Mini tablets fueling Android market share gains

Although Steve Jobs derided 7" tablets in public, he was apparently more enthusiastic about the idea behind closed doors. Jobs believed there would be a market for 7" slates, and boy was he right. According to the latest numbers from IDC, 50% of all tablets shipped this quarter have screen sizes under 8". This tweener tablet category is expected to continue growing, too. According to IDC Research Analyst Jitesh Ubrani, "Vendors are moving quickly to compete in this space as consumers realize that these small devices are often more ideal than larger tablets for their daily consumption habits."

The "surge of smaller, lower-priced devices" has caused IDC to update its tablet forecast for 2013 and beyond. This year's total tablet shipments are now expected to reach nearly 191 million units, up 11% from the previous estimate. Steady growth is expected through 2017, when 350 million tablets are projected to ship annually. 

Google's 7" Nexus tweener sandwiched between a jumbo smartphone and a typical tablet

IDC doesn't break down those shipment estimates by screen size, but it does make a few predictions about market share.
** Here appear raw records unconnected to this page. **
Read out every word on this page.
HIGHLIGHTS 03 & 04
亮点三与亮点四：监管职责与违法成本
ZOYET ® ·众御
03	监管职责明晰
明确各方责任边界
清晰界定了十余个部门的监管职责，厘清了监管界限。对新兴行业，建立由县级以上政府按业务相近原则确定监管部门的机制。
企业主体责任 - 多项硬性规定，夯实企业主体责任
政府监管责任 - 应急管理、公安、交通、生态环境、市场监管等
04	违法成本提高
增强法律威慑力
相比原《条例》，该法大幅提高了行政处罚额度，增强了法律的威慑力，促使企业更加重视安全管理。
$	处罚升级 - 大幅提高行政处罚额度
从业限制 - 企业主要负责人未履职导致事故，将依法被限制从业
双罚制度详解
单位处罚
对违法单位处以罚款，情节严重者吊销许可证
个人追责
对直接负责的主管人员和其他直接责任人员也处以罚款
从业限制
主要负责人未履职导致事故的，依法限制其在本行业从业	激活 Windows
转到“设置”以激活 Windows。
No doubt due to the strength of inexpensive tablets like the Nexus 7 and Kindle Fire, IDC says Android devices will make up 48.8% of the tablet market this year, pushing iOS to second place with 46%. Apple enjoyed a 51% market share in 2012, and Android's gains reportedly came at its expense.

Windows tablets will purportedly garner 4.7% of the market this year and only 10.1% by 2017. IDC's crystal ball shows Android continuing to lead iOS four years down the road, with both platforms losing about the same amount of market share to Windows.

Apple's 7.9" iPad Mini certainly fits the bill for a sub-8" tablet, but it's not nearly as affordable as 7" devices like the Nexus 7, which starts at only 200 bucks—$129 less than the base Mini. There are no Windows tablets in the 7" range, but HTC is reportedly working on one that will run Windows RT. I'd be curious to see whether such a device could inspire more interest than existing WinRT tablets.